1型糖尿病(T1DM)和多发性硬化症(MS)的研究受到越来越多的关注,因为它们对患者生活质量有重大负面影响,并且对医疗保健系统有深远影响。尽管T1DM的临床症状与MS不同,如T1DM中的胰腺β细胞功能衰竭和MS中的中枢神经系统(CNS)脱髓鞘,但这两种疾病都被认为是自身免疫相关疾病,具有共同的致病途径,包括自噬、炎症和变性等。考虑到分别从T1DM和MS患者获取胰腺β细胞和CNS组织存在挑战,探索评估疾病状态的替代方法至关重要。外周血单核细胞(PBMC)的蛋白质组分析是识别这两种自身免疫性疾病新的潜在生物标志物的理想方法。
我们采用无标记定量蛋白质组学方法,对T1DM患者和复发缓解型多发性硬化症(以下简称MS)患者(每种情况n = 9)的PBMC进行了蛋白质组分析。患者分别按照美国糖尿病协会(ADA)的T1DM标准和麦克唐纳MS标准进行诊断,年龄均超过18岁,且发病分别超过2年。

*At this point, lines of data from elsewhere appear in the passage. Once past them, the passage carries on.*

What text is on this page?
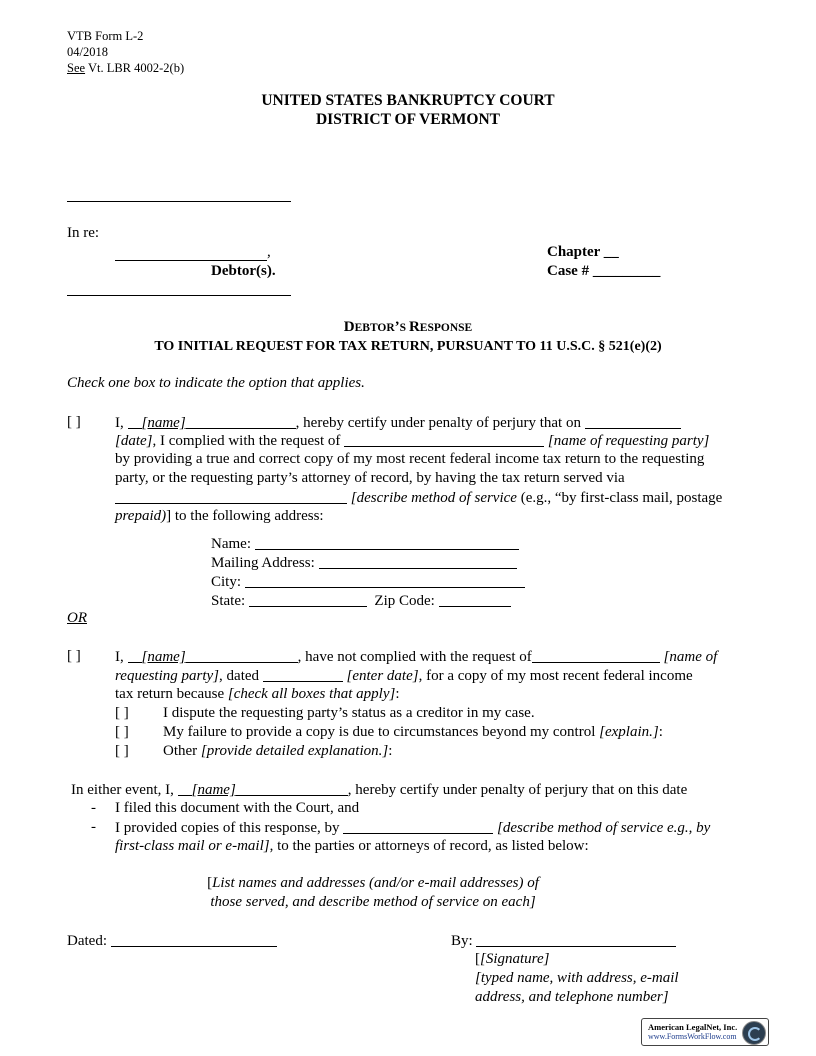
VTB Form L-2
04/2018
See Vt. LBR 4002-2(b)
UNITED STATES BANKRUPTCY COURT
DISTRICT OF VERMONT
In re:
,
Debtor(s).
Chapter __
Case # _________
DEBTOR’S RESPONSE
TO INITIAL REQUEST FOR TAX RETURN, PURSUANT TO 11 U.S.C. § 521(e)(2)
Check one box to indicate the option that applies.
[ ] I, [name]	, hereby certify under penalty of perjury that on
[date], I complied with the request of	[name of requesting party]
by providing a true and correct copy of my most recent federal income tax return to the requesting
party, or the requesting party’s attorney of record, by having the tax return served via
[describe method of service (e.g., “by first-class mail, postage
prepaid)] to the following address:
Name:
Mailing Address:
City:
State:	Zip Code:
OR
[ ] I, [name]	, have not complied with the request of	[name of
requesting party], dated	[enter date], for a copy of my most recent federal income
tax return because [check all boxes that apply]:
[ ] I dispute the requesting party’s status as a creditor in my case.
[ ] My failure to provide a copy is due to circumstances beyond my control [explain.]:
[ ] Other [provide detailed explanation.]:
In either event, I, [name]	, hereby certify under penalty of perjury that on this date
- I filed this document with the Court, and
- I provided copies of this response, by	[describe method of service e.g., by
first-class mail or e-mail], to the parties or attorneys of record, as listed below:
[List names and addresses (and/or e-mail addresses) of
those served, and describe method of service on each]
Dated:	By:
[[Signature]
[typed name, with address, e-mail
address, and telephone number]
American LegalNet, Inc.
www.FormsWorkFlow.com
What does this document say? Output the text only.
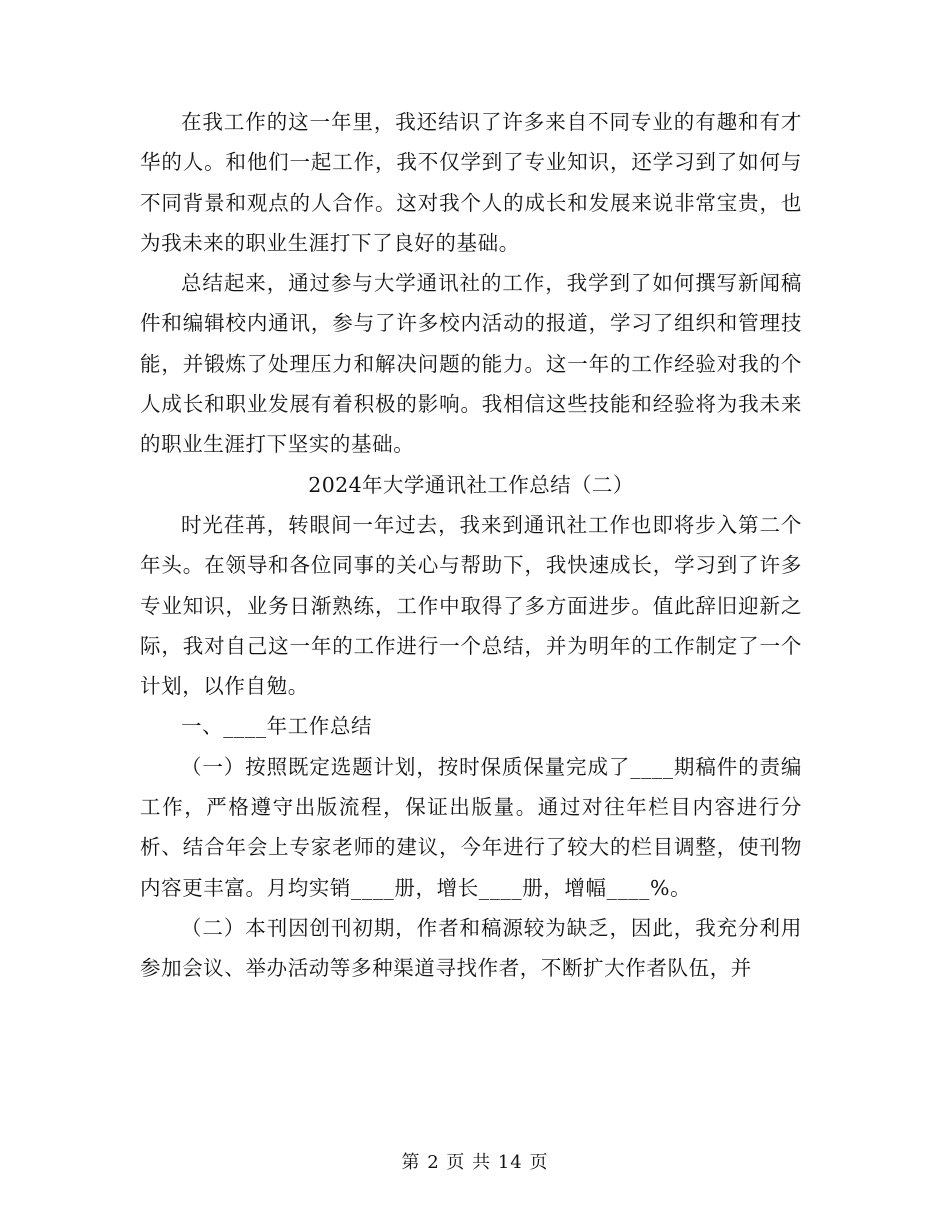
在我工作的这一年里，我还结识了许多来自不同专业的有趣和有才华的人。和他们一起工作，我不仅学到了专业知识，还学习到了如何与不同背景和观点的人合作。这对我个人的成长和发展来说非常宝贵，也为我未来的职业生涯打下了良好的基础。

总结起来，通过参与大学通讯社的工作，我学到了如何撰写新闻稿件和编辑校内通讯，参与了许多校内活动的报道，学习了组织和管理技能，并锻炼了处理压力和解决问题的能力。这一年的工作经验对我的个人成长和职业发展有着积极的影响。我相信这些技能和经验将为我未来的职业生涯打下坚实的基础。

2024年大学通讯社工作总结（二）

时光荏苒，转眼间一年过去，我来到通讯社工作也即将步入第二个年头。在领导和各位同事的关心与帮助下，我快速成长，学习到了许多专业知识，业务日渐熟练，工作中取得了多方面进步。值此辞旧迎新之际，我对自己这一年的工作进行一个总结，并为明年的工作制定了一个计划，以作自勉。

一、____年工作总结

（一）按照既定选题计划，按时保质保量完成了____期稿件的责编工作，严格遵守出版流程，保证出版量。通过对往年栏目内容进行分析、结合年会上专家老师的建议，今年进行了较大的栏目调整，使刊物内容更丰富。月均实销____册，增长____册，增幅____%。

（二）本刊因创刊初期，作者和稿源较为缺乏，因此，我充分利用参加会议、举办活动等多种渠道寻找作者，不断扩大作者队伍，并

第 2 页 共 14 页
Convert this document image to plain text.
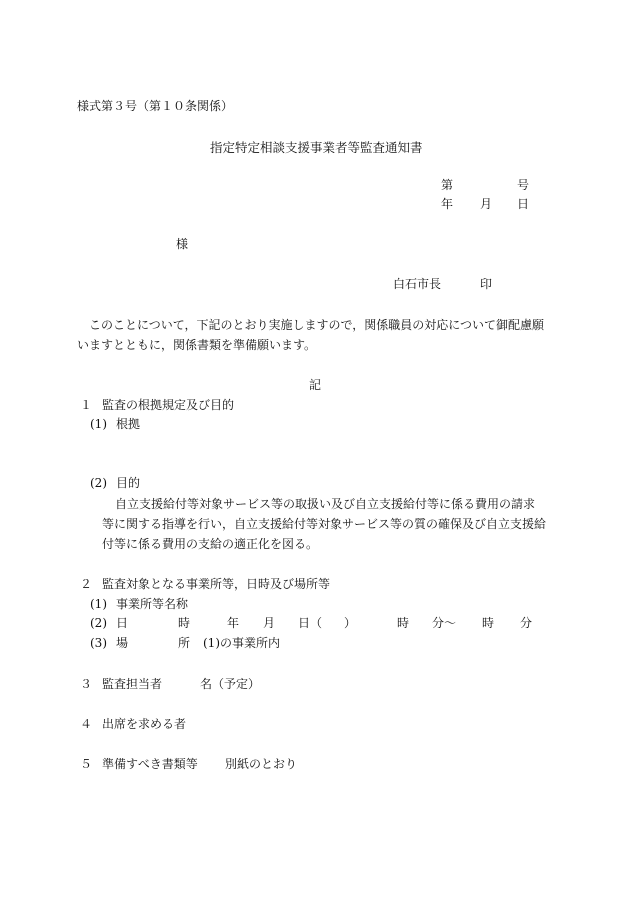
様式第３号（第１０条関係）
指定特定相談支援事業者等監査通知書
第	号
年 月 日
様
白石市長	印
このことについて，下記のとおり実施しますので，関係職員の対応について御配慮願
いますとともに，関係書類を準備願います。
記
１ 監査の根拠規定及び目的
(1) 根拠
(2) 目的
自立支援給付等対象サービス等の取扱い及び自立支援給付等に係る費用の請求
等に関する指導を行い，自立支援給付等対象サービス等の質の確保及び自立支援給
付等に係る費用の支給の適正化を図る。
２ 監査対象となる事業所等，日時及び場所等
(1) 事業所等名称
(2) 日	時	年 月 日（ ）	時 分～ 時 分
(3) 場	所 (1)の事業所内
３ 監査担当者	名（予定）
４ 出席を求める者
５ 準備すべき書類等 別紙のとおり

与健康对照(H)相比,T1DM患者和MS患者的PBMC中共有2476种蛋白质表达存在差异。预测分析突出了15种常见蛋白质,在T1DM患者和MS患者的PBMC中相对于健康对照上调或下调,这些蛋白质参与免疫系统活动(BTF3、TTR、CD59、CSTB)、神经系统疾病(TTR)、信号转导(STMN1、LAMTOR5)、核苷酸代谢(RPS21)、蛋白质(TTR、ENAM、CD59、RPS21、SRP9)和RNA(SRSF10、RPS21)。此外,本研究揭示了这两种疾病之间共同和独特的分子模式。
与H相比,已确定T1DM患者和MS患者存在共同蛋白质的特定表达模式。这种模式强调了它们免疫反应和神经并发症中涉及的共同机制,以及自噬途径的失调。值得注意的是,CSTB已成为区分这两种自身免疫性疾病的差异生物标志物。